LA  COLPA AL TERMOMETRO una osservazione sulla discriminazione scolastica – di Gian Luigi Deiana

LA  COLPA AL TERMOMETRO

una osservazione sulla discriminazione scolastica 

di Gian Luigi Deiana

 

In questi giorni si è fatto un sacco di chiasso sul report di una scuola romana riguardante il bacino di provenienza dei propri alunni ed in particolare la relativa estrazione sociale. 

Questo genere di report si chiama in sigla “RAV ed è richiesto dalla norma, poi dipende da come lo si scrive.
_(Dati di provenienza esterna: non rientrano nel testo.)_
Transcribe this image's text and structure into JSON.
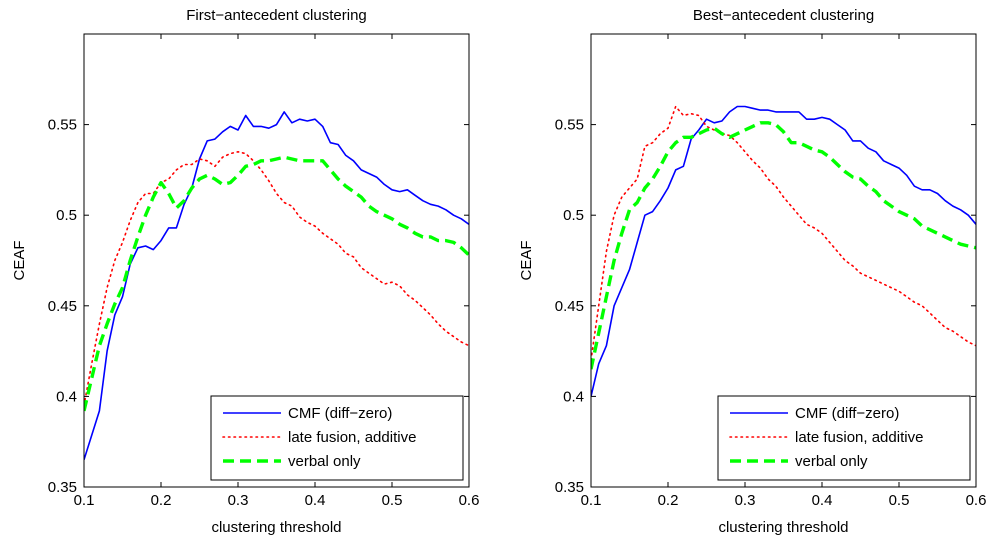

Come succede per i referti clinici, la forma espressiva può essere anche antipatica, indebita o addirittura stupida, ma se hai la cirrosi epatica la colpa non è del medico che te lo dice, per quanto stupidamente lo possa fare, o più semplicemente, se hai la febbre la colpa non è del termometro.

Dunque qui si rende necessario, per non fare chiassate rumorose quanto vuote, reimpostare due questioni: la questione RAV (il Rapporto di Autovalutazione di Istituto) e la questione discriminazione sociale (la selezione classista nella scuola). 

La questione RAV (la disciplina dello stesso).

Questa è in fondo la più semplice: in primo luogo dovrebbe essere un documento interno, non pubblico, e motivato esclusivamente per garantire una diagnosi sulla condizione presente e una comparabilità con le situazioni passate, e finalizzato a registrare, insieme alle criticità, i modi opportuni per correggerle.

La questione di sostanza.

La discriminazione sociale nella scuola, cioè nello spazio di società deputato per definizione e per legge a contrastare la selezione classista, è tale a prescindere da qualsivoglia RAV, comunque venga scritto.

Si tratta della criticità numero uno e notoriamente del carattere strutturale della scuola italiana. 

La questione reale va dunque formulata così: è in corso nella società italiana una radicazione della differenza di classe oppure no? 

E se lo è, da quando e in relazione a cosa il ritmo se ne è accentuato? 

Il fallimento o l’impotenza della scuola nella correzione di tale stortura si autogenerano nella scuola stessa o sono correlati con la precarietà familiare, la disoccupazione, i livelli salariali, l’accesso alla cultura, le aspettative di mobilità sociale in genere? 

O ci si può illudere che tutto dipenda dalla superficialità espressiva di una preside del quartiere Monte Mario di Roma?